John Dreyer 1888 Nieuwe algemene catalogus van nevels en sterrenhopen was een geactualiseerd vervolg op de catalogi van de Herschels. Dreyer vermeldde de nevel als NGC 2070.

Het was in de grote telescopen en foto's van de twintigste eeuw dat de nevel een spiderachtig uiterlijk had en zijn nieuwe bijnaam kreeg. En misschien is het gepast dat de grootste bekende nevel wordt genoemd naar de grootste bekende spin.

Wat is de Tarantula-nevel?
De Tarantula-nevel is een enorm gebied van waterstofgas en stof dat wordt verlicht door sterrenclusters. Het heeft een massa van ongeveer een miljoen keer die van de zon en is ongeveer 600 lichtjaar breed. De nevel omvat zowel stellaire kinderdagverblijven als stellaire begraafplaatsen waar enorme sterren zonder brandstof zijn en zijn overleden.

Sterke ultraviolette straling van hete jonge sterren geeft energie aan de waterstof, die vervolgens rood licht uitzendt. Gebieden waar dit gebeurt, worden genoemd emissienevels of H II-regio's. De Tarantula-nevel heeft de grootste bekende regio van deze soort. Nog andere delen van de nevel lijken blauw. Dit gebeurt omdat wanneer het sterke ultraviolette licht op het stof schijnt, het blauw licht effectiever verspreidt dan rood licht, dus dat is wat we zien.
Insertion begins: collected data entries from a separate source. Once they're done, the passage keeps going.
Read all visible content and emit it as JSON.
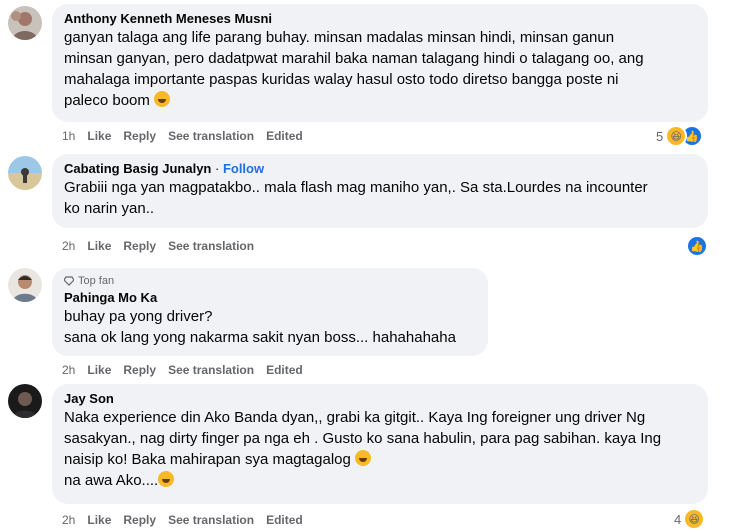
{
  "comments": [
    {
      "author": "Anthony Kenneth Meneses Musni",
      "lines": [
        "ganyan talaga ang life parang buhay. minsan madalas minsan hindi, minsan ganun",
        "minsan ganyan, pero dadatpwat marahil baka naman talagang hindi o talagang oo, ang",
        "mahalaga importante paspas kuridas walay hasul osto todo diretso bangga poste ni",
        "paleco boom"
      ],
      "time": "1h",
      "like": "Like",
      "reply": "Reply",
      "translate": "See translation",
      "edited": "Edited",
      "reaction_count": "5"
    },
    {
      "author": "Cabating Basig Junalyn",
      "follow_sep": " · ",
      "follow": "Follow",
      "lines": [
        "Grabiii nga yan magpatakbo.. mala flash mag maniho yan,. Sa sta.Lourdes na incounter",
        "ko narin yan.."
      ],
      "time": "2h",
      "like": "Like",
      "reply": "Reply",
      "translate": "See translation"
    },
    {
      "badge": "Top fan",
      "author": "Pahinga Mo Ka",
      "lines": [
        "buhay pa yong driver?",
        "sana ok lang yong nakarma sakit nyan boss... hahahahaha"
      ],
      "time": "2h",
      "like": "Like",
      "reply": "Reply",
      "translate": "See translation",
      "edited": "Edited"
    },
    {
      "author": "Jay Son",
      "lines": [
        "Naka experience din Ako Banda dyan,, grabi ka gitgit.. Kaya Ing foreigner ung driver Ng",
        "sasakyan., nag dirty finger pa nga eh . Gusto ko sana habulin, para pag sabihan. kaya Ing",
        "naisip ko! Baka mahirapan sya magtagalog",
        "na awa Ako...."
      ],
      "time": "2h",
      "like": "Like",
      "reply": "Reply",
      "translate": "See translation",
      "edited": "Edited",
      "reaction_count": "4"
    }
  ],
  "colors": {
    "bubble": "#f0f2f5",
    "meta": "#65676b",
    "follow": "#216fdb",
    "like": "#1b74e4",
    "haha": "#f7b928"
  },
  "icons": {
    "reaction_haha": "haha-emoji-icon",
    "reaction_like": "like-thumb-icon",
    "top_fan": "diamond-icon"
  }
}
De nevel die schaduwen kan werpen
De Tarantula-nevel bevat een aantal sterrenhopen - dit zijn sterren die zich ongeveer tegelijkertijd hebben gevormd en door hun onderlinge aantrekkingskracht worden vastgehouden in een losse groepering. Een speciale cluster verklaart de verbluffende helderheid waarmee de nevel op een afstand van een miljoen kilometer kan worden gezien.

Het centrale sterrencluster is R136, bestaande uit een half miljoen of meer redelijk jonge sterren. Je ziet R136 rechtsonder in deze afbeelding - blauwe sterren zijn de heetste en helderste.
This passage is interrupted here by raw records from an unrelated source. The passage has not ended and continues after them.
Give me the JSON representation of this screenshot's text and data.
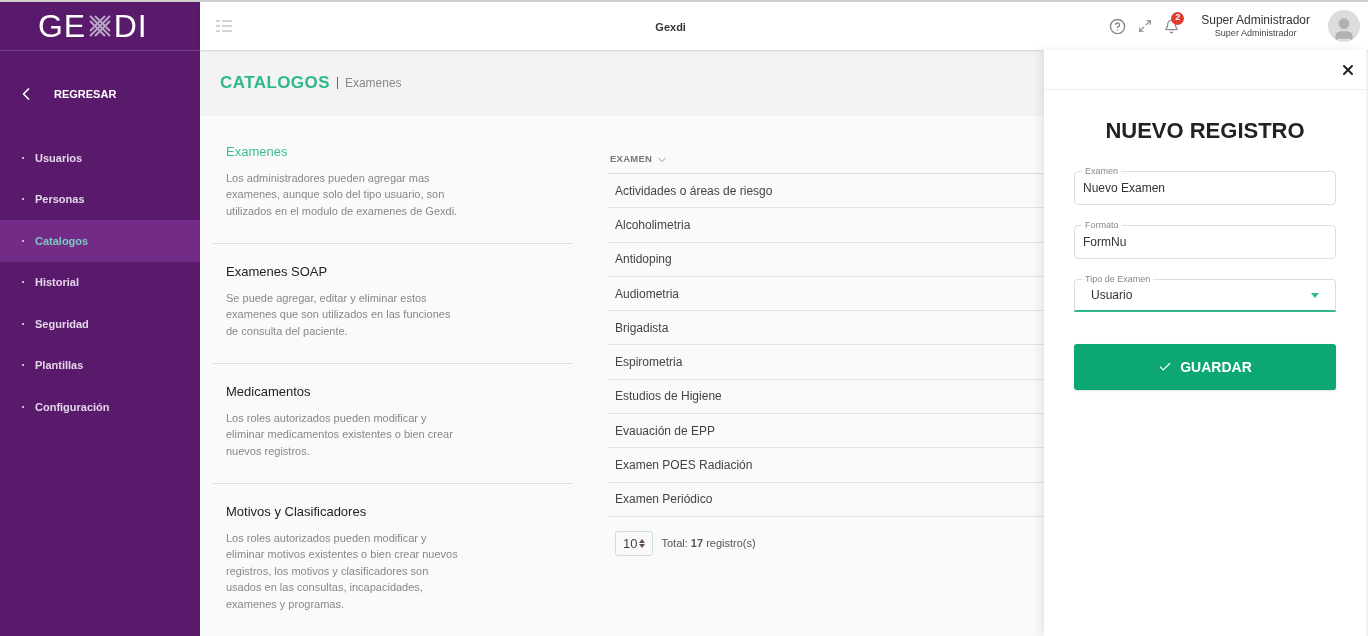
{
  "logo": {
    "left": "GE",
    "right": "DI"
  },
  "sidebar": {
    "back": "REGRESAR",
    "items": [
      {
        "label": "Usuarios",
        "selected": false
      },
      {
        "label": "Personas",
        "selected": false
      },
      {
        "label": "Catalogos",
        "selected": true
      },
      {
        "label": "Historial",
        "selected": false
      },
      {
        "label": "Seguridad",
        "selected": false
      },
      {
        "label": "Plantillas",
        "selected": false
      },
      {
        "label": "Configuración",
        "selected": false
      }
    ]
  },
  "header": {
    "title": "Gexdi",
    "notifications": "2",
    "user_name": "Super Administrador",
    "user_role": "Super Administrador"
  },
  "page": {
    "title": "CATALOGOS",
    "breadcrumb": "Examenes"
  },
  "catalogs": [
    {
      "title": "Examenes",
      "selected": true,
      "description": "Los administradores pueden agregar mas examenes, aunque solo del tipo usuario, son utilizados en el modulo de examenes de Gexdi."
    },
    {
      "title": "Examenes SOAP",
      "selected": false,
      "description": "Se puede agregar, editar y eliminar estos examenes que son utilizados en las funciones de consulta del paciente."
    },
    {
      "title": "Medicamentos",
      "selected": false,
      "description": "Los roles autorizados pueden modificar y eliminar medicamentos existentes o bien crear nuevos registros."
    },
    {
      "title": "Motivos y Clasificadores",
      "selected": false,
      "description": "Los roles autorizados pueden modificar y eliminar motivos existentes o bien crear nuevos registros, los motivos y clasificadores son usados en las consultas, incapacidades, examenes y programas."
    }
  ],
  "table": {
    "columns": [
      "EXAMEN"
    ],
    "rows": [
      "Actividades o áreas de riesgo",
      "Alcoholimetria",
      "Antidoping",
      "Audiometria",
      "Brigadista",
      "Espirometria",
      "Estudios de Higiene",
      "Evauación de EPP",
      "Examen POES Radiación",
      "Examen Periódico"
    ],
    "page_size": "10",
    "total": "Total:  **17** registro(s)"
  },
  "drawer": {
    "title": "NUEVO REGISTRO",
    "fields": [
      {
        "kind": "text",
        "label": "Examen",
        "value": "Nuevo Examen"
      },
      {
        "kind": "text",
        "label": "Formato",
        "value": "FormNu"
      },
      {
        "kind": "select",
        "label": "Tipo de Examen",
        "value": "Usuario"
      }
    ],
    "button": "GUARDAR"
  }
}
Naast de overweldigende aantal sterren van R136, bevat het ook ten minste negen sterren waarvan bekend is dat ze meer dan honderd keer zo groot zijn als de zon. De meest massieve bekende ster R136a1 is er een van. Hij weegt 250 keer de massa van de zon.
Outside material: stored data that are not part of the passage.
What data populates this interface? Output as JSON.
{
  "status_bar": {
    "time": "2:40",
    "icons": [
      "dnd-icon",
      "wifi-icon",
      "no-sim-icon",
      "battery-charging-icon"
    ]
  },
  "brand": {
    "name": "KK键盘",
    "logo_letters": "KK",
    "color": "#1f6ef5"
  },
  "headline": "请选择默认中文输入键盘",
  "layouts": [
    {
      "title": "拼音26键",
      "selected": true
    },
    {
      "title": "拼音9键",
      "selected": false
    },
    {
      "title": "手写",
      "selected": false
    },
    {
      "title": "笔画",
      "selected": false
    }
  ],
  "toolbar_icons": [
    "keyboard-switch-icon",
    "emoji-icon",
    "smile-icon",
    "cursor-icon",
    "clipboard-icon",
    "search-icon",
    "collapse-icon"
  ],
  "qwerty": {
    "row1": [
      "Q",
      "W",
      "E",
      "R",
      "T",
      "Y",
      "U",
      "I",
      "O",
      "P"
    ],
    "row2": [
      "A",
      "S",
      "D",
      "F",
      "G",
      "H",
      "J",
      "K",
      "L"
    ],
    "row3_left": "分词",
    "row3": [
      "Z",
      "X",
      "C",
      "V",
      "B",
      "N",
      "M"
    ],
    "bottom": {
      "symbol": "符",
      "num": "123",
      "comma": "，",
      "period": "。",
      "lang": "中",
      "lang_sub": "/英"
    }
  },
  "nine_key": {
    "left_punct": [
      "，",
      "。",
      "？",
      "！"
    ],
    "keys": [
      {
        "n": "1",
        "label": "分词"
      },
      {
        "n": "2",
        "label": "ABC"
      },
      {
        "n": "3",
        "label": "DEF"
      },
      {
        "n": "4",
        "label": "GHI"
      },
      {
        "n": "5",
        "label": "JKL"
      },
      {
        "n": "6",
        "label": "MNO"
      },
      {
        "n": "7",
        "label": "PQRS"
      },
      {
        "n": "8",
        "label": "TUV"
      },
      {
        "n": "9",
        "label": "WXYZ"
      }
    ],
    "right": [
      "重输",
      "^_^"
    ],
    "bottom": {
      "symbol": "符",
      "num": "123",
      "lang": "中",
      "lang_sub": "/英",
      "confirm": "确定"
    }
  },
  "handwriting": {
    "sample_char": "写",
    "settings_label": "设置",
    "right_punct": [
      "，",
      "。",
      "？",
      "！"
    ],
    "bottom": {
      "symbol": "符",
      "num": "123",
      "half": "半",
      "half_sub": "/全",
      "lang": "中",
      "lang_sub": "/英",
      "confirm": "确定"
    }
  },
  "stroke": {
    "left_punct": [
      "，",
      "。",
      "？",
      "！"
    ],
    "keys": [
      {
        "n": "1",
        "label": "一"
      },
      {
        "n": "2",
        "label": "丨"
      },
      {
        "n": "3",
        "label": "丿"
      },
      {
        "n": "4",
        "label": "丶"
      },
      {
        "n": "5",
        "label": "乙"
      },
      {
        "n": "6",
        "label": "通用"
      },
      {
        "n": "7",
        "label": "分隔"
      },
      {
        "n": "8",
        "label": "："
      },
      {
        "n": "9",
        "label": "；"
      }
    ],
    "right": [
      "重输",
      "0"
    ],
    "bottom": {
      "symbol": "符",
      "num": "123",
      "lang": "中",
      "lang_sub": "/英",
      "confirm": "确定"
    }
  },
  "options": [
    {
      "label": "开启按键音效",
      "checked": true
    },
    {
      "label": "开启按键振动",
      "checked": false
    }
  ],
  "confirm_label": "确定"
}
Als de Tarantula-nevel zo dicht bij ons was als de Orionnevel, zou het schaduwen werpen. Dat zou nogal een gezicht zijn.

Supernovae en bubbels
Niet alle sterclusters in de Tarantula-nevel zijn jong. Hodge 301 is een oude cluster die je rechtsonder in de afbeelding kunt zien. Veel van zijn sterren hebben al geen brandstof meer en explodeerden als supernovae, waardoor de gecomprimeerde filamenten in de linkerbovenhoek ontstonden.

Supernovae laten niet alleen kleurrijke nevels achter tijdens hun overlijden. Zij, evenals de stellaire winden van een cluster, kunnen grote holtes in de nevel blazen. De holtes worden genoemd superbubbles en ons zonnestelsel gevormd in een van hen. Er zijn er meerdere in de Tarantula-nevel en de sterrenhoop NGC 2060 is in één gevormd.

Maar de meest interessante supernova is geen oude. In 1987 werd de dichtstbijzijnde supernova waargenomen sinds de telescoop werd uitgevonden aan de rand van de Tarantula-nevel.Dit was Supernova 1987A die zichtbaar was op het zuidelijk halfrond en op zijn helderst zichtbaar voor het blote oog. Astronomen bestuderen nog steeds het overblijfsel van die explosie.

Video-Instructies: Most Massive Star and the Tarantula Nebula | Hubble Images 4K | Episode 5 (April 2024).